Guess what stress does to people? It makes them sick. And you know what happens when you get an ulcer? Hopefully not much, but bad ones can end you up in a hospital. Where there are many procedures, but most of them minor. Unfortunately, hospitals right now are being forbidden from doing elective surgeries. And elective surgeries helped pay for other services, like necessary surgeries and emergency care. So, the ER is literally understaffed, even in regions where there are no COVID patients, because the state has forbidden the tummy tucks that pay the salaries of ER nurses.

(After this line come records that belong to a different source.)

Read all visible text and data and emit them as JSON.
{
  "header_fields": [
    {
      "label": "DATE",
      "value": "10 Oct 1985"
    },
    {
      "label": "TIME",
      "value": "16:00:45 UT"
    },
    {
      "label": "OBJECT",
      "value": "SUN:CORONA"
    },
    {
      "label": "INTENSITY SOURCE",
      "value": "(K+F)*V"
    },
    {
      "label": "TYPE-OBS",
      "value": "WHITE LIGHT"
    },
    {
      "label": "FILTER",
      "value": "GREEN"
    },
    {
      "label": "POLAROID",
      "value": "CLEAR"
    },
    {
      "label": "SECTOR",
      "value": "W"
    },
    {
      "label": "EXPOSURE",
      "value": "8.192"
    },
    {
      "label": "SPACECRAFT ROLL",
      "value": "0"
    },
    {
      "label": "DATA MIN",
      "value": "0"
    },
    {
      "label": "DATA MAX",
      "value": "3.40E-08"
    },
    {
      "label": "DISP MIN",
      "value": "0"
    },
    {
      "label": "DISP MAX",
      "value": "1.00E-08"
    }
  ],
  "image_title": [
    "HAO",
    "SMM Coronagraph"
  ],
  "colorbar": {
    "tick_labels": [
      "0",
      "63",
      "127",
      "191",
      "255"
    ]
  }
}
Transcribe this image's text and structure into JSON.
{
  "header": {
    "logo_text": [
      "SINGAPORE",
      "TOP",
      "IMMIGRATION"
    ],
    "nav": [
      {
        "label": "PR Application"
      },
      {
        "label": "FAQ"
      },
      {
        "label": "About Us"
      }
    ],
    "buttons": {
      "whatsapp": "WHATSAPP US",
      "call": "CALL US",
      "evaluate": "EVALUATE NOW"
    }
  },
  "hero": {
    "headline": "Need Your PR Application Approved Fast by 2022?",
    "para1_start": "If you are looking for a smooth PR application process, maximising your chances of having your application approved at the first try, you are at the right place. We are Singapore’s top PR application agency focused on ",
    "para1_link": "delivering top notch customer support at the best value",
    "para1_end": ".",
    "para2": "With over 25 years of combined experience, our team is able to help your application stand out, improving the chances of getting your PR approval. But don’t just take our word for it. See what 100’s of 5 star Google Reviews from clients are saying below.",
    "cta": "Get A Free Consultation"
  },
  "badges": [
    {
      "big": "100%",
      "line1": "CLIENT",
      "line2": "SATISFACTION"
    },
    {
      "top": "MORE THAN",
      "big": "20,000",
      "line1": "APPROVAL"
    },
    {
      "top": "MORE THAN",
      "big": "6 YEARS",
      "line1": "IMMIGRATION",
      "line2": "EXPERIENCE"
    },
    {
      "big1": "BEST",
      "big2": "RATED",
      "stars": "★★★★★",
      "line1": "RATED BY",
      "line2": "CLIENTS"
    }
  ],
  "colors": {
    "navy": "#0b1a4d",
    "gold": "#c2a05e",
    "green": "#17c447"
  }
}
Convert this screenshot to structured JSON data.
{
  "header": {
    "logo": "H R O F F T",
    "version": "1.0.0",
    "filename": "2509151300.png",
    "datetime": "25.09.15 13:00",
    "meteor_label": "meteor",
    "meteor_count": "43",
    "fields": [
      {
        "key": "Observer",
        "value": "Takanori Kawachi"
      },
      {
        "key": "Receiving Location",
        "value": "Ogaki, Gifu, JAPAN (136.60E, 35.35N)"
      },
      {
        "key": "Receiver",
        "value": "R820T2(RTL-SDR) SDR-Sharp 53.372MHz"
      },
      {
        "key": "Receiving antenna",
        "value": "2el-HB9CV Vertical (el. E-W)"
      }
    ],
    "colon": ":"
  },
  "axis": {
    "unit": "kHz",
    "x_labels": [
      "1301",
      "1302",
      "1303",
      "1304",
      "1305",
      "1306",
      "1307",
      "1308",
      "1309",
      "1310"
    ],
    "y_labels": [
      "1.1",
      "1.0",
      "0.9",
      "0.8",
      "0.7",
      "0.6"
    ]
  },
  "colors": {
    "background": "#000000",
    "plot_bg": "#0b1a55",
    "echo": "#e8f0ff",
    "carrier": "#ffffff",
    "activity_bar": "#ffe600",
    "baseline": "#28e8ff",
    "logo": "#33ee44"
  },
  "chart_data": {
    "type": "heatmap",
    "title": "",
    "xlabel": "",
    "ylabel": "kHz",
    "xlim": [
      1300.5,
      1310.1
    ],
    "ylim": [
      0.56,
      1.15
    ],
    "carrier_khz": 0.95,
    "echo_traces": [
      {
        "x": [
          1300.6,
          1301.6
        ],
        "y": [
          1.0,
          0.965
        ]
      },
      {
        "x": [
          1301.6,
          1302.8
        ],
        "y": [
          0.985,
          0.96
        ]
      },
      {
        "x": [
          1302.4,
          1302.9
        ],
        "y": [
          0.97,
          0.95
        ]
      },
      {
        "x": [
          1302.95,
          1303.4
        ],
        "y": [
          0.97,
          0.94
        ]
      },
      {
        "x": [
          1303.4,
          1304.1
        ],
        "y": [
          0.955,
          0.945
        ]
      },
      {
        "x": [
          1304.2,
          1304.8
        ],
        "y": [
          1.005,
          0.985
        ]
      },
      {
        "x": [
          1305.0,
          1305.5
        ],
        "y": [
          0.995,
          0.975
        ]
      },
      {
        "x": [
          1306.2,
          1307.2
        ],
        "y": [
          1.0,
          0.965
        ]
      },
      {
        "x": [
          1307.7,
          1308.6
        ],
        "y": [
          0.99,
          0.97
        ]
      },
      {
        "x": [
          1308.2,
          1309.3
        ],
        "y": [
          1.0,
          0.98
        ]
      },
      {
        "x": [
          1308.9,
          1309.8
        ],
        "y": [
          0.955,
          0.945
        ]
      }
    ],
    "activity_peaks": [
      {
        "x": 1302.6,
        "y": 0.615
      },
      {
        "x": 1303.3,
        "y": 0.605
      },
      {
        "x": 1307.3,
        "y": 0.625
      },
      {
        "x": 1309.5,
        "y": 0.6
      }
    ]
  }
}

You see the tumble here? This is where I cautioned earlier about the slippery slope argument, and it is an absolutely valid critique of what I’m putting here. But we’ve gone past speculation territory and are now in data territory. And (again, work in health care education), I know some people who are starting to see these effects. One of the faculty at my school (teaches our Law course) is a lawyer for a rural hospital service. He has watched them lay off or furlough over 60% of workers. And they have had... wait for it... 0 covid cases. The few that were suspected, they flew down to a much larger hospital. At high cost, because they can’t charge for COVID services.
Meanwhile, you’re talking a rural system that was one of the top employers in four different counties. Laying off or furloughing 60% of workers. The guy was so upset telling me about this that he almost cried, especially because he knew the families of so many of the people his board had just let go.
Any caveats to add?
The big caveat that I place on the interpretation here (basically, that’s we’ve VASTLY oversold the risk of this thing) is that we don’t know about secondary infections. If you can get infected twice, and that second infection is harmful or make you able to spread the disease to others who are then harmed, then all these numbers are too low.
Bottom-line it for me, WT.
Fear leads to the dark side, where you have no freedoms. Don’t give up things because you were scared and because somebody showed you a point of data that you should not believe.